Built-in AI Security Is a Sensor, Not a Solution

OpenAI buying Promptfoo is genuinely good news for the industry. Embedding automated red-teaming directly into the platform raises the security floor for every application built on it. More model-layer testing, available to more developers, by default, that's a net positive. But the story that dominated this week tells a different tale. The McKinsey breach didn't happen at the model layer. There was no jailbreak. No prompt injection against the LLM. The vulnerability was exposed API documentation, 22 unauthenticated endpoints, and a SQL injection hidden in JSON key names. An AI agent found it in two hours, but a human pentester with a weekend could have done the same. And the most dangerous finding, 95 writable system prompts, sits at the intersection of infrastructure and AI: a configuration management failure that could have silently corrupted every answer the platform delivered.

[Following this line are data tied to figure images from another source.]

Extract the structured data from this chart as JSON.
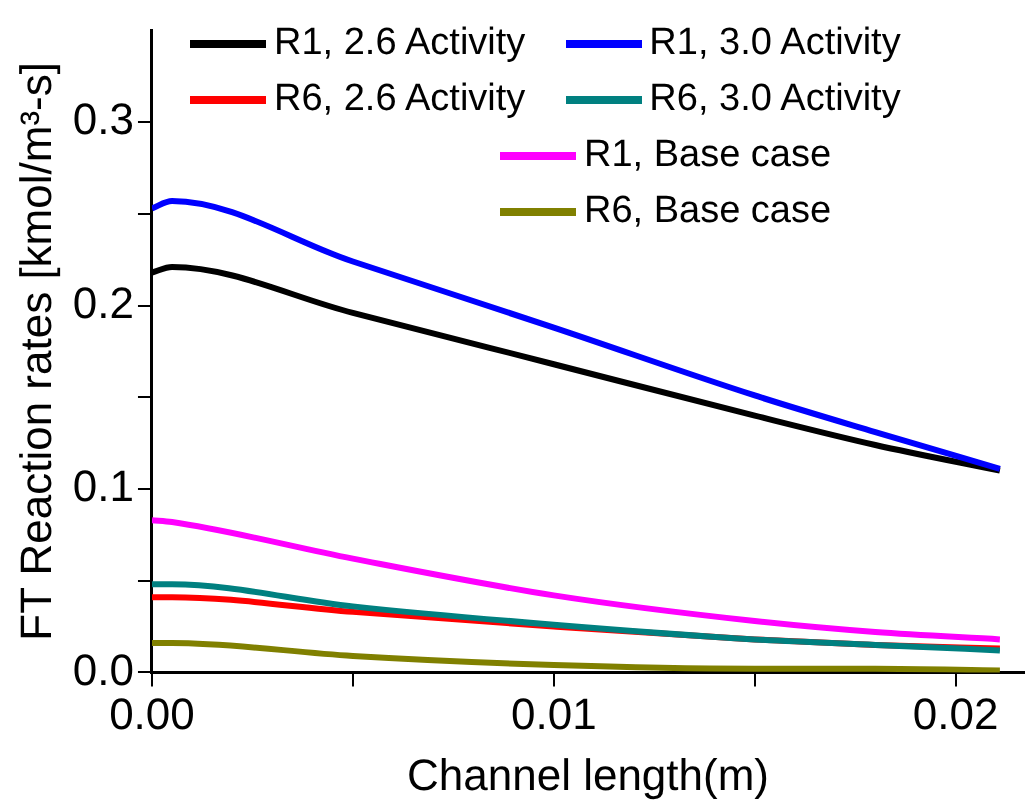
{
  "chart_data": {
    "type": "line",
    "xlabel": "Channel length(m)",
    "ylabel": "FT Reaction rates [kmol/m³-s]",
    "xlim": [
      0,
      0.0217
    ],
    "ylim": [
      0,
      0.35
    ],
    "xticks": [
      {
        "value": 0,
        "label": "0.00"
      },
      {
        "value": 0.005,
        "label": null
      },
      {
        "value": 0.01,
        "label": "0.01"
      },
      {
        "value": 0.015,
        "label": null
      },
      {
        "value": 0.02,
        "label": "0.02"
      }
    ],
    "yticks": [
      {
        "value": 0,
        "label": "0.0"
      },
      {
        "value": 0.05,
        "label": null
      },
      {
        "value": 0.1,
        "label": "0.1"
      },
      {
        "value": 0.15,
        "label": null
      },
      {
        "value": 0.2,
        "label": "0.2"
      },
      {
        "value": 0.25,
        "label": null
      },
      {
        "value": 0.3,
        "label": "0.3"
      }
    ],
    "x": [
      0,
      0.0005,
      0.005,
      0.01,
      0.015,
      0.018,
      0.0211
    ],
    "grid": false,
    "legend": "top right",
    "marker": "none",
    "line_style": "solid",
    "series": [
      {
        "name": "R1, 2.6 Activity",
        "color": "#000000",
        "values": [
          0.218,
          0.221,
          0.196,
          0.168,
          0.14,
          0.124,
          0.11
        ]
      },
      {
        "name": "R1, 3.0 Activity",
        "color": "#0000ff",
        "values": [
          0.253,
          0.257,
          0.224,
          0.188,
          0.151,
          0.131,
          0.111
        ]
      },
      {
        "name": "R6, 2.6 Activity",
        "color": "#ff0000",
        "values": [
          0.041,
          0.041,
          0.033,
          0.025,
          0.018,
          0.015,
          0.013
        ]
      },
      {
        "name": "R6, 3.0 Activity",
        "color": "#008080",
        "values": [
          0.048,
          0.048,
          0.036,
          0.026,
          0.018,
          0.015,
          0.012
        ]
      },
      {
        "name": "R1, Base case",
        "color": "#ff00ff",
        "values": [
          0.083,
          0.082,
          0.062,
          0.042,
          0.028,
          0.022,
          0.018
        ]
      },
      {
        "name": "R6, Base case",
        "color": "#808000",
        "values": [
          0.016,
          0.016,
          0.009,
          0.004,
          0.002,
          0.002,
          0.001
        ]
      }
    ]
  }
}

Promptfoo wouldn't have caught this. No model-layer testing would. The breach happened in the deployment infrastructure, the APIs, the databases, the access controls, the system prompt management. This is the pattern I keep coming back to: built-in AI security is a welcome addition, but treating it as "done" is like treating EDR as your entire security program. EDR is essential. It's also one sensor in a stack that includes identity, network, posture, data protection, and more. The same is true for model-layer security. It's one signal in a much bigger picture. Securing AI means seeing across the full stack, model, infrastructure, data, identity, integrations, not just the layer your provider happens to own.